I can go host malware on my site now, get flagged, take it down, tell Google, get my site un-flagged, and re-host the malware. Google can play cat-and-mouse with me at the expense of its users, or just keep the site flagged until enough time has passed and/or if I make enough noise about it. It's not common for a site to intentionally host malware, and especially uncommon for sites to host malware for non-nefarious purposes.
And the problem is not about this, we removed all the files and Google said you didnt. They're not saying you're not trustable website, they said you still have the files but we haven't.
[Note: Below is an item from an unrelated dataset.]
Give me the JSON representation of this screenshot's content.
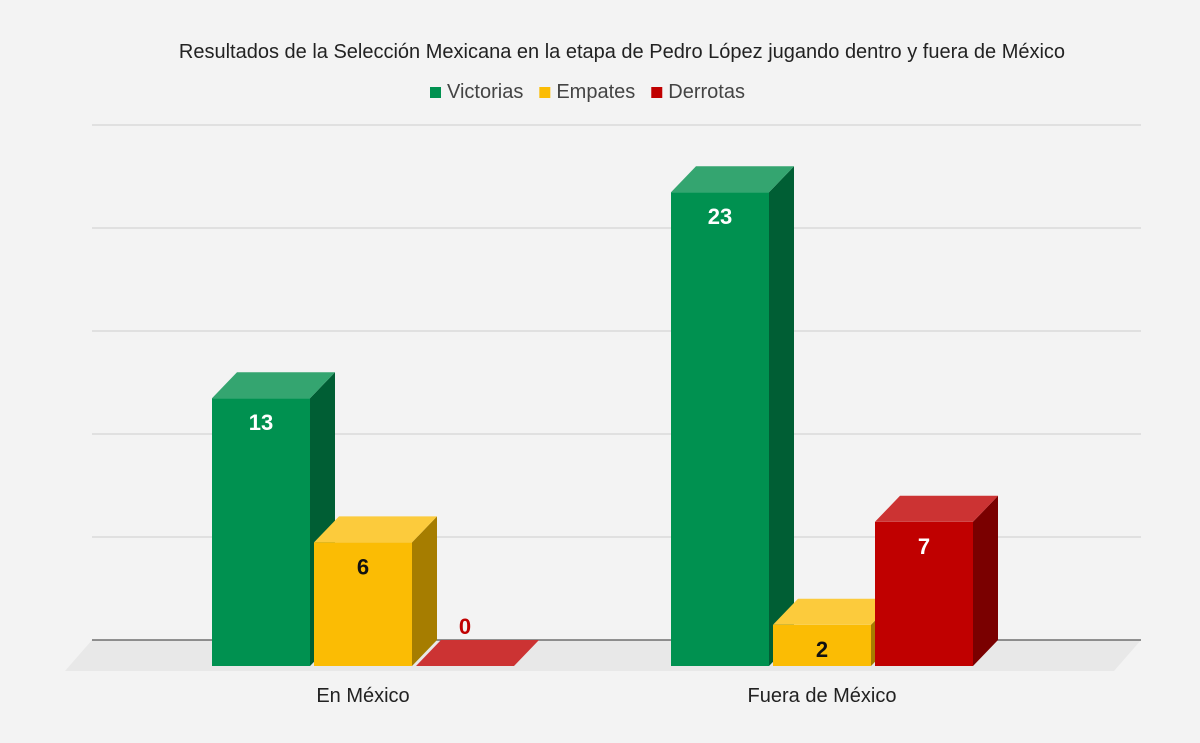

1. A bad actor is publishing a malware at example.com/malware-a.zip;
2. The antivirus measure block them;
3. They move it to example.com/malware-b.zip but tell Google that the site is free from all malware, because if Google hit the old url `example.com/malware-a.zip` it is a 404;
Should Google give the bad actor the benefit of the doubt, unblock them/ or keep blocking them?
Again, I'm not downplaying the shittiness of the situation both you are in right now, but again, this is the default behavior we are all expecting from any antivirus measure.
A better way of distributing malware sample for research maybe to serve them in a readonly FTP server. Your website only provide paths to the file, not the link itself. Google (probably?) won't be able to scan this FTP server.